MADRID (AFP) – Spain’s outgoing prime minister faced an onslaught of criticism Monday from his right-wing rivals over Catalonia’s secession crisis in a testy four-way debate ahead of elections, while he warned them against cozying up to the far-right.
The debate on Spain’s public television brought together the four main candidates for Sunday’s general election – Socialist Prime Minister Pedro Sanchez, conservative Popular Party (PP) leader Pablo Casado, Albert Rivera of centre-right party Ciudadanos and Pablo Iglesias of far-left Podemos.

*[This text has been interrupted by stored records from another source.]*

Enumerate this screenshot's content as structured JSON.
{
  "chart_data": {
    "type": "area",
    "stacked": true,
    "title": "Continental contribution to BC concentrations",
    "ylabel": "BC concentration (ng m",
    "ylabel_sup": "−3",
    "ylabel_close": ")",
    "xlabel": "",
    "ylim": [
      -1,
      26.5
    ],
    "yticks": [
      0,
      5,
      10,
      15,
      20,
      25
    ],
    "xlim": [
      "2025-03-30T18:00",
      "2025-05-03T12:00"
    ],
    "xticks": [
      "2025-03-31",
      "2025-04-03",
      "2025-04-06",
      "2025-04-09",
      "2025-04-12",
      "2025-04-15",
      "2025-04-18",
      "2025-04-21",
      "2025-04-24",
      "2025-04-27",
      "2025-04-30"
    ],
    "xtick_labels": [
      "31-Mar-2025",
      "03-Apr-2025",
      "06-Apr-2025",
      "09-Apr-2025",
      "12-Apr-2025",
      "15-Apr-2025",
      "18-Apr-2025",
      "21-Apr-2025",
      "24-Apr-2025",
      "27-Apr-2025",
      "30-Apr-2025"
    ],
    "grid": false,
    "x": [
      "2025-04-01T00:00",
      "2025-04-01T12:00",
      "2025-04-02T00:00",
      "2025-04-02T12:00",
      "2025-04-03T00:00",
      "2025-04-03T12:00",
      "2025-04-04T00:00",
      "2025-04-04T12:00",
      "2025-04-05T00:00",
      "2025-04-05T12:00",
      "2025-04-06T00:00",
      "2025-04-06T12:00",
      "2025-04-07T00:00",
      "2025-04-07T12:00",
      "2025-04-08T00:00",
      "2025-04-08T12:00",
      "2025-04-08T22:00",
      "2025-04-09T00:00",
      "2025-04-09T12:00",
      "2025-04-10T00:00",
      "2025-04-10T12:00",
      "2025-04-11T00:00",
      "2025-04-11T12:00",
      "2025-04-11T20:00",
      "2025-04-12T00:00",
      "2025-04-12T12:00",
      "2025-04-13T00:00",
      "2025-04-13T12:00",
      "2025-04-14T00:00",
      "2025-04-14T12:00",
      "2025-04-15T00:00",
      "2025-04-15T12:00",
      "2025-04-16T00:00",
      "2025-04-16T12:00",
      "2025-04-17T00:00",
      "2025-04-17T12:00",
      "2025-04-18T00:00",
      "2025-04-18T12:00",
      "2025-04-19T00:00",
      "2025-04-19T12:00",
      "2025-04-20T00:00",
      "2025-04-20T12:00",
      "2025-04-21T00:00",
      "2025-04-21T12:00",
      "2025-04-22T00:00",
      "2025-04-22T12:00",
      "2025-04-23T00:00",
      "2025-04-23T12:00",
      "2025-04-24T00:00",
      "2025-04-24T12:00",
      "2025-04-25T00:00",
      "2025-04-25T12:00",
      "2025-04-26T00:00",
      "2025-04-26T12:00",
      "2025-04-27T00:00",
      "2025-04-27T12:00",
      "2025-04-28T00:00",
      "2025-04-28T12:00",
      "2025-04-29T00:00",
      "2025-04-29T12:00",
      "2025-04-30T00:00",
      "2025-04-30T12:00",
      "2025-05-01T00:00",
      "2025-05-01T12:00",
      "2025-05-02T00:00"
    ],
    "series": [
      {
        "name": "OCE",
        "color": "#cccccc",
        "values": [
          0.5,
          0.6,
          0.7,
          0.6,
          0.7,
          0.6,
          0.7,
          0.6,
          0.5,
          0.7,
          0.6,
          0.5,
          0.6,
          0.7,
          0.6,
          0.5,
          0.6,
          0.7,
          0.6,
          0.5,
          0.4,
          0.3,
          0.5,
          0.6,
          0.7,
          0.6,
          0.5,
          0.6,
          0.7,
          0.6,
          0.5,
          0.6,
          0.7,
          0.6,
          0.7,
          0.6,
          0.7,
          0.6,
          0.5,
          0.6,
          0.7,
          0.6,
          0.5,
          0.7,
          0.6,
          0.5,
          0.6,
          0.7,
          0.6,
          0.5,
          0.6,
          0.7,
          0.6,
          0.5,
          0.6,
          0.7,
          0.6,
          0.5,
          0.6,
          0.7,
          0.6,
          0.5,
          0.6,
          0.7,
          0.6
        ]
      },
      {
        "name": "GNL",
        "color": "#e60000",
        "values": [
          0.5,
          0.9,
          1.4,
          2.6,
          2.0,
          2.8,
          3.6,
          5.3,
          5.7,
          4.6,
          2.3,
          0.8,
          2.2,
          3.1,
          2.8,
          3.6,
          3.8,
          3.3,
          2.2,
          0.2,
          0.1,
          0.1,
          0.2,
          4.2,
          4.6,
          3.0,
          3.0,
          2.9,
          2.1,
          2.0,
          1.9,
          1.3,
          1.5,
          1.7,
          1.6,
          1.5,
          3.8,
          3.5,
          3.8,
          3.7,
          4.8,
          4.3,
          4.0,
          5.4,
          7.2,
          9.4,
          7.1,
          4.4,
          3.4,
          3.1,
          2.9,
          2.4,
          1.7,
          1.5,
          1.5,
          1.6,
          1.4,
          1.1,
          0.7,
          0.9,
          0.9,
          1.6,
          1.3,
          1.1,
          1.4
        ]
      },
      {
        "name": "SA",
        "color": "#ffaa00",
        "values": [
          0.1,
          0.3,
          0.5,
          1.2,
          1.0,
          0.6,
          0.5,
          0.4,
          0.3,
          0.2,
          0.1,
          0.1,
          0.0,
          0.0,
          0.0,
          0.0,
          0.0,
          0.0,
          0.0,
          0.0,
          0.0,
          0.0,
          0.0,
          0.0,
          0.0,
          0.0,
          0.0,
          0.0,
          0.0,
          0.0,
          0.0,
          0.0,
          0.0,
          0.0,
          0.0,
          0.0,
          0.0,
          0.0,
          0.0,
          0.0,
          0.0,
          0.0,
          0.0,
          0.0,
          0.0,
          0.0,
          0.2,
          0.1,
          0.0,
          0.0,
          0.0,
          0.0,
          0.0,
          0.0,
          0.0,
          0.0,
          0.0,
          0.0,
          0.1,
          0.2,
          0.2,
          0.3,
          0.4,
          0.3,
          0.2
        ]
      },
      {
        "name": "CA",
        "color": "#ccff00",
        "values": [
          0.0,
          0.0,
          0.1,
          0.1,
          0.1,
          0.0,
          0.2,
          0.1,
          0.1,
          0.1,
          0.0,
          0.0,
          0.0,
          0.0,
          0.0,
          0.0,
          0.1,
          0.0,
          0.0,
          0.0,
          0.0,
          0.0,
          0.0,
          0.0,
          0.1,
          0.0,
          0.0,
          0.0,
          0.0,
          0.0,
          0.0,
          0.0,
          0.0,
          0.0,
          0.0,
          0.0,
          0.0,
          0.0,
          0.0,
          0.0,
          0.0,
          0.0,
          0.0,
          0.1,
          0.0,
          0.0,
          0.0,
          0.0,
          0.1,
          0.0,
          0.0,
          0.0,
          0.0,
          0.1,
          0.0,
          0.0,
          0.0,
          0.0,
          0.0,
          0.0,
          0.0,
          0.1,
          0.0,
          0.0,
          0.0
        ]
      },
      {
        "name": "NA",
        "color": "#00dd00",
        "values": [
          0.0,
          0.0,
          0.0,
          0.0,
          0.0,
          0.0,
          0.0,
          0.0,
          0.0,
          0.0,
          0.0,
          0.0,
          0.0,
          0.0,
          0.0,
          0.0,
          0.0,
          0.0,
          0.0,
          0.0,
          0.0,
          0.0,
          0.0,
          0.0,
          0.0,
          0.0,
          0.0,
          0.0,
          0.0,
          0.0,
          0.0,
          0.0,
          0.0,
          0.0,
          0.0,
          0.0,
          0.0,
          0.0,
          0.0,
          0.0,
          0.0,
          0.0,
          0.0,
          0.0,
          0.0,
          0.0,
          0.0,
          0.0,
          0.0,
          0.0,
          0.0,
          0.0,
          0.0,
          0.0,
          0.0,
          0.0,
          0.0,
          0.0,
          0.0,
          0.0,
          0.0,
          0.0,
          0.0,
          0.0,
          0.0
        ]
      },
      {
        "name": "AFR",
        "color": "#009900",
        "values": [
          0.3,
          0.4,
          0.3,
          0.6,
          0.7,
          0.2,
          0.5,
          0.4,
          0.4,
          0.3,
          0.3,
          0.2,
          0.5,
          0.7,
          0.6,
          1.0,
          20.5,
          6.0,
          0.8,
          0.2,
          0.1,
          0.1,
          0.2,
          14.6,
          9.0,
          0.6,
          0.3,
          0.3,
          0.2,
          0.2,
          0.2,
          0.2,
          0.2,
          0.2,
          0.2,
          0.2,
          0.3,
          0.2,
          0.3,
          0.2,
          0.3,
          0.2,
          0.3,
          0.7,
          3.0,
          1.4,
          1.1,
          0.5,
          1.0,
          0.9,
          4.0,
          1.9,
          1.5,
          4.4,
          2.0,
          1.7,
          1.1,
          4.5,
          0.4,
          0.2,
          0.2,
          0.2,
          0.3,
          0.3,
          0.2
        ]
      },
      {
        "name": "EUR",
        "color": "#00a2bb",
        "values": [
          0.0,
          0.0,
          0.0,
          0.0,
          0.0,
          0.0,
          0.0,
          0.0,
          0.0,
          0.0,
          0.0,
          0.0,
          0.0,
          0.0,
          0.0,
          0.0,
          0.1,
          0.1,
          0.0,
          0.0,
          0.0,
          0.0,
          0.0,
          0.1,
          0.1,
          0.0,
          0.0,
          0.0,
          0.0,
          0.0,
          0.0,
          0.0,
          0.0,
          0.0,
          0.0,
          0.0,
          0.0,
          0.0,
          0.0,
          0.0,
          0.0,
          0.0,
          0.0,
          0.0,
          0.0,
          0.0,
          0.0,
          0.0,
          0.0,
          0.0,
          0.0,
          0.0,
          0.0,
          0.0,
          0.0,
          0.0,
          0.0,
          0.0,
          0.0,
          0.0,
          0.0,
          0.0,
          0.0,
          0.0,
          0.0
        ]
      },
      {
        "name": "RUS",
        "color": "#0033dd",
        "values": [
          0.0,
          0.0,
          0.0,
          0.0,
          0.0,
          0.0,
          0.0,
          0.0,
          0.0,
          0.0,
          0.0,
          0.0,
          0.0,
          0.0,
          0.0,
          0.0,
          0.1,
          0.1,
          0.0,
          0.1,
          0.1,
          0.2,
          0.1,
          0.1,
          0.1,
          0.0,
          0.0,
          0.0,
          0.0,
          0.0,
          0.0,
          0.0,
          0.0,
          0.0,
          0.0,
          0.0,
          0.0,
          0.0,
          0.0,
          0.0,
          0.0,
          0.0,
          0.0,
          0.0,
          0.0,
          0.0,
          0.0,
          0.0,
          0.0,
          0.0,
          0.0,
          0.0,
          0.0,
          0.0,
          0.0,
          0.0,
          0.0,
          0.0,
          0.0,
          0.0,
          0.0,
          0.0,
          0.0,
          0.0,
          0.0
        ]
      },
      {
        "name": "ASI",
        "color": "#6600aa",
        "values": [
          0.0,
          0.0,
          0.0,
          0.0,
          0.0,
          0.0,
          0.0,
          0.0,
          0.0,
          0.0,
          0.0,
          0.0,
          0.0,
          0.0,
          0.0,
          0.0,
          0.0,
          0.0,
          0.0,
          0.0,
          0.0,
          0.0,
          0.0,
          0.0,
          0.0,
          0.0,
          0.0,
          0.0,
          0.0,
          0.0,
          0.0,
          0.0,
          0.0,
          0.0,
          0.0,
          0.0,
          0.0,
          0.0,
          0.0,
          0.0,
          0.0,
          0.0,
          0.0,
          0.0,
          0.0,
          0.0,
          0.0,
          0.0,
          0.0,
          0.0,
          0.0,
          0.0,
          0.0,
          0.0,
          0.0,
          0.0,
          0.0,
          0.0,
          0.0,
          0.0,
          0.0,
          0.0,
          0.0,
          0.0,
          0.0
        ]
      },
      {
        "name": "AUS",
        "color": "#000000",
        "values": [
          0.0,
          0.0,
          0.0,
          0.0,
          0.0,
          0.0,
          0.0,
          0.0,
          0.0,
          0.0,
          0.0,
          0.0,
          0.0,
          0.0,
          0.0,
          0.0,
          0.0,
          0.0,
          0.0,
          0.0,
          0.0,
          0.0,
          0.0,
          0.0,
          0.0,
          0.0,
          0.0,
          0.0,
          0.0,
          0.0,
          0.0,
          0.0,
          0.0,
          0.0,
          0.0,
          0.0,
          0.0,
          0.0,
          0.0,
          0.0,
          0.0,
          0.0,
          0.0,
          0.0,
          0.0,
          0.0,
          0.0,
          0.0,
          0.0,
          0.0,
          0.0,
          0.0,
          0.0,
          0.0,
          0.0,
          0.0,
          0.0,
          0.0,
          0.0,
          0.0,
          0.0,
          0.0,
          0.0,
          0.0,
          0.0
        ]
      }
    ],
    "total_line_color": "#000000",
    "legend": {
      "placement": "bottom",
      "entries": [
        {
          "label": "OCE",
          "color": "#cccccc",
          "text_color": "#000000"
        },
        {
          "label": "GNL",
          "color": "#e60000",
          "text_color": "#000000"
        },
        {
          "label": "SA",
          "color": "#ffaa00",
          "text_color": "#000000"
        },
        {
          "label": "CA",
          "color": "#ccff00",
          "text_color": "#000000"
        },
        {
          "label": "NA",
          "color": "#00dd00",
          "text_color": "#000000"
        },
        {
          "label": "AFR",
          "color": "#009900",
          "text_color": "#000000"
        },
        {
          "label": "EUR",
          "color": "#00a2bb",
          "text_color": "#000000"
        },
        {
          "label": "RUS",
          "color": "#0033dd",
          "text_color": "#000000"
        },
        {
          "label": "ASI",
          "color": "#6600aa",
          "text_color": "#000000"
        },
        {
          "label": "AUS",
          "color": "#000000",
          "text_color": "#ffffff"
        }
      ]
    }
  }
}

“Those who want to break up Spain have their favourite candidate in Sanchez,” Mr Casado said, standing behind a lectern in the studio, the three other candidates in a semi-circle next to him.
“I want a prime minister who doesn’t kneel down in front of those who want to break Spain,” added Rivera, a framed photo of Sanchez talking to Catalonia’s separatist leader Quim Torra on his lectern in front of him.
The northeastern region’s independence drive is an explosive issue ahead of the elections, which Mr Sanchez called after his minority government failed to get support for its 2019 budget.
Mr Casado and Mr Rivera both accuse Mr Sanchez of betraying Spain for attempting to negotiate with Catalan separatists since he came to power in June after ousting then conservative prime minister Mariano Rajoy with a no-confidence motion.